Funeral Customs of Our Bureaucracies

 

My neighbor Jill was working down at Labor and Industries and since I needed to get a contractor license so I could install my stained glass in a state project for two whole days, I ended up with Jill. The whole process took half an hour so we covered subjects ranging from dogs we have owned to retirement strategies for us geezers. Jill’s main point was the necessity ‘to keep moving’ when you retire. She herself wanted to establish her post-retirement interests pre-retirement.

“I used to work at the Casino,” she said, something I didn’t know. “Lot of people spent their whole day sitting on a stool playing the slots. You didn’t see em for a few days, you could figure they probably died. The Casino was their whole life. We even provided funeral services. Why not? Half their friends were us casino workers. You have the funeral in-house, we didn’t take half a day off to go to a funeral downtown.”
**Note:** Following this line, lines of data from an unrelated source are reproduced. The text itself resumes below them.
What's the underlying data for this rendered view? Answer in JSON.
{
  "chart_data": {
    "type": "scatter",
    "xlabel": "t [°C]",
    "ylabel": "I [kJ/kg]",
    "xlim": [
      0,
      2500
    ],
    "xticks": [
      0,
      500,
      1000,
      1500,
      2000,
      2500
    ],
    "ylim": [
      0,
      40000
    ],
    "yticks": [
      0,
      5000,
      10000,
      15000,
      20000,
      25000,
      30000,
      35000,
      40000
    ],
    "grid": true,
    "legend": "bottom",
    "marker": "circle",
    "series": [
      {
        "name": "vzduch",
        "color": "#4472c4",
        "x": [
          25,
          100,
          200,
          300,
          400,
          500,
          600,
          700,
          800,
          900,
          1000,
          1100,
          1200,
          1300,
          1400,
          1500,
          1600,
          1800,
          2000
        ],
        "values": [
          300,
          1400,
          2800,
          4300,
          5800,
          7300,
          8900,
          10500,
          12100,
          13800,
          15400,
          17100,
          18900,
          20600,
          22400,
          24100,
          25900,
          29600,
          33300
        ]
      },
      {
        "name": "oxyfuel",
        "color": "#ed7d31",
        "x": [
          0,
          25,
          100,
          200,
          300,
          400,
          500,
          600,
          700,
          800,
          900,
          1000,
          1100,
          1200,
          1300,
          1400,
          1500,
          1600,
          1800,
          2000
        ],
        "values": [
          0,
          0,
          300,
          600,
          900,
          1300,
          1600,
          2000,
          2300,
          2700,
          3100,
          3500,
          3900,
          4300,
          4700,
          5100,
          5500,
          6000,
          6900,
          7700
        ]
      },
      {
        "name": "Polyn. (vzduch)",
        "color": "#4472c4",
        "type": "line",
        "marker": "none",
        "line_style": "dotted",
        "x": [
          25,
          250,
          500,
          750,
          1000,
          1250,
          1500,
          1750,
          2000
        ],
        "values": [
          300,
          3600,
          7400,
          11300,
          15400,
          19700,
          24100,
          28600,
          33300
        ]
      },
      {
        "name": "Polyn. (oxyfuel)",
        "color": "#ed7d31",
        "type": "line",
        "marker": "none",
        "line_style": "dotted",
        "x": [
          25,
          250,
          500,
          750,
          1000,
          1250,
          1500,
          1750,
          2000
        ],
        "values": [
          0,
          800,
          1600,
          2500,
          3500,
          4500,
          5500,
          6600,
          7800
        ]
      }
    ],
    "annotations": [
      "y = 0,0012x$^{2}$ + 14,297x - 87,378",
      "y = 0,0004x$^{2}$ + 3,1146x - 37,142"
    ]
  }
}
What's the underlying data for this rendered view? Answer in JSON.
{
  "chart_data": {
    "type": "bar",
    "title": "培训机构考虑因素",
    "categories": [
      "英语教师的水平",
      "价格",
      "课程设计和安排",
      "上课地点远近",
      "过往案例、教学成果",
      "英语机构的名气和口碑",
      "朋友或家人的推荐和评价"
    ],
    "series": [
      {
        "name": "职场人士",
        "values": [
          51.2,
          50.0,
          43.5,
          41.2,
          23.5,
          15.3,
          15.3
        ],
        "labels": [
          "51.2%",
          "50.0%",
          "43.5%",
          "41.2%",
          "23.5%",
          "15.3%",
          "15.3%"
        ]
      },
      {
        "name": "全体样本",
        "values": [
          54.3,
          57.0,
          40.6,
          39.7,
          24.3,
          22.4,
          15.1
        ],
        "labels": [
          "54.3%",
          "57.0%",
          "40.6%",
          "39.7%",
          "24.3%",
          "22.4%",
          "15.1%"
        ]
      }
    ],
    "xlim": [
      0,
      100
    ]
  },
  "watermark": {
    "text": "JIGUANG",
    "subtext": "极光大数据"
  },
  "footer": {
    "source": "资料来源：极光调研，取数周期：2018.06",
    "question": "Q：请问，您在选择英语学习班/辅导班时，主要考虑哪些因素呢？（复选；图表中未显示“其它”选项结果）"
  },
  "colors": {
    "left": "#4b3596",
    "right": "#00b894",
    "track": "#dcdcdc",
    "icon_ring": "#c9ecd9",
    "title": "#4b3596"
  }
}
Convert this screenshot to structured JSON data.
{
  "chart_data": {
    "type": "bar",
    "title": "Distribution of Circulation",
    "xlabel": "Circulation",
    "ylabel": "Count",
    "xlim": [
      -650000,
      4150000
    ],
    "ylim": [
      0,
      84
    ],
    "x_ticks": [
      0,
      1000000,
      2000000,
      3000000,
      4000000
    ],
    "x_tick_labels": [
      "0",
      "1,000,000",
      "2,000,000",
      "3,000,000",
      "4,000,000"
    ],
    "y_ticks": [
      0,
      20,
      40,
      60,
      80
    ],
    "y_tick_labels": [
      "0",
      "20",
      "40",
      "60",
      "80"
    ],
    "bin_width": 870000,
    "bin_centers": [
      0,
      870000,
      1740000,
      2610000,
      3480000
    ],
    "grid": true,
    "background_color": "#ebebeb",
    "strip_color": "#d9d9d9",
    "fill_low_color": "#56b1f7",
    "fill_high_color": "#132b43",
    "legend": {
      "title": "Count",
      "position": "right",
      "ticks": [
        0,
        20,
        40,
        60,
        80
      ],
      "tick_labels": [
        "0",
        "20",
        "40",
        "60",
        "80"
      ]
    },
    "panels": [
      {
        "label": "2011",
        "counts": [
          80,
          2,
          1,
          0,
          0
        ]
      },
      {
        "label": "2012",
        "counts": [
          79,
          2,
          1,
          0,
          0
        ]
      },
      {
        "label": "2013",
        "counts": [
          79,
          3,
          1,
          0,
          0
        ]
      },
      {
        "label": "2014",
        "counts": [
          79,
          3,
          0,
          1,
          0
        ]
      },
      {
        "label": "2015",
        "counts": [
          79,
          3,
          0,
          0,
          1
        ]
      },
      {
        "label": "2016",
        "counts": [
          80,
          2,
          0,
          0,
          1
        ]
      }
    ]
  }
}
I said it was something I never imagined. Maybe scatter their ashes under the crap table, one stop shop. Jill muttered ‘why not?’ and kept stamping my documents, checking stuff against her computer screen read-out, asked an occasional question. “Lot of those folks,” she said, “they thought of retirement as dying. Kind of a self-fulfilling prophecy.”

Kind of like filling out this endless paperwork, I thought. “Uh-oh,” Jill said after half an hour and I thought here’s where you return to jail, do not pass Go. She asked a few questions, made one small change on the form that warns NO CHANGES PERMITTED. Casino work, I thought, might not be as far removed from government bureaucrat as I thought. I bet L&I might even provide funeral services for those of us who died in these long lines … but I was hoping I wouldn’t find out today.